Jonathan Hans Soeseno is an AI Research Engineer at Inventec Corporation, where he applies deep learning, signal processing, and computer vision for industrial tasks. His research interests involve generative models, image processing, and computer vision. He received his B.Eng in computer engineering from Petra Christian University, Indonesia (2017), and MS in computer science from the National Taiwan University of Science and Technology (2018).
Daniel Stanley Tan works as an AI Research Engineer at Inventec Corporation, where he applies deep learning and computer vision techniques for industrial tasks. His research mainly focuses on generative models for smart manufacturing and precision agriculture. He is currently pursuing his Ph.D. degree at the National Taiwan University of Science and Technology. Before this, he held a faculty position at De La Salle University, Philippines.
Trista Pei-Chun Chen is the Chief Scientist of Machine Learning at Inventec Corp. Her research interests include machine learning and computer vision, especially their applications in smart manufacturing, smart health, medical AI, multimedia big data, and multimedia signal processing. Previously, Trista led a startup that was later acquired, was part of the Intel OpenCV development team, and architected Nvidia's first video processor. She received her Ph.D. from Carnegie Mellon University and MS and BS from National Tsing Hua University.
Wei-Chao Chen is a co-founder and the Chairman at Skywatch Innovation, a provider for cloud-based IoT and video products. He is also the Head of the AI Center and Chief AI Advisor at Inventec Corp.

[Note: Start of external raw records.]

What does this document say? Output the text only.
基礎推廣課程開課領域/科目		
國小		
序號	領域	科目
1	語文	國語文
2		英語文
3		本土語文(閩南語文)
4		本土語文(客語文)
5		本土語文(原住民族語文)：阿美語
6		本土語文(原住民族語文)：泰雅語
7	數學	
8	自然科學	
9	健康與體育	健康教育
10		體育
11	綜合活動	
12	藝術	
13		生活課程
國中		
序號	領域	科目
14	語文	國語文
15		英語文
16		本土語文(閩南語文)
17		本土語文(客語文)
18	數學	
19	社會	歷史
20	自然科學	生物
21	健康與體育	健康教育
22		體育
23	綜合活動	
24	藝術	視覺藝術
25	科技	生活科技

His research interests involve graphics hardware, computational photography, augmented reality, and computer vision. Dr. Chen was an adjunct faculty at the National Taiwan University between 2009 and 2018, a senior research scientist in Nokia Research Center at Palo Alto between 2007–2009, and a 3D Graphics Architect in NVIDIA between 2002–2006. Dr. Chen received his MS in Electrical Engineering from National Taiwan University (1996), and MS (2001) and Ph.D. (2002) in Computer Science from the University of North Carolina at Chapel Hill.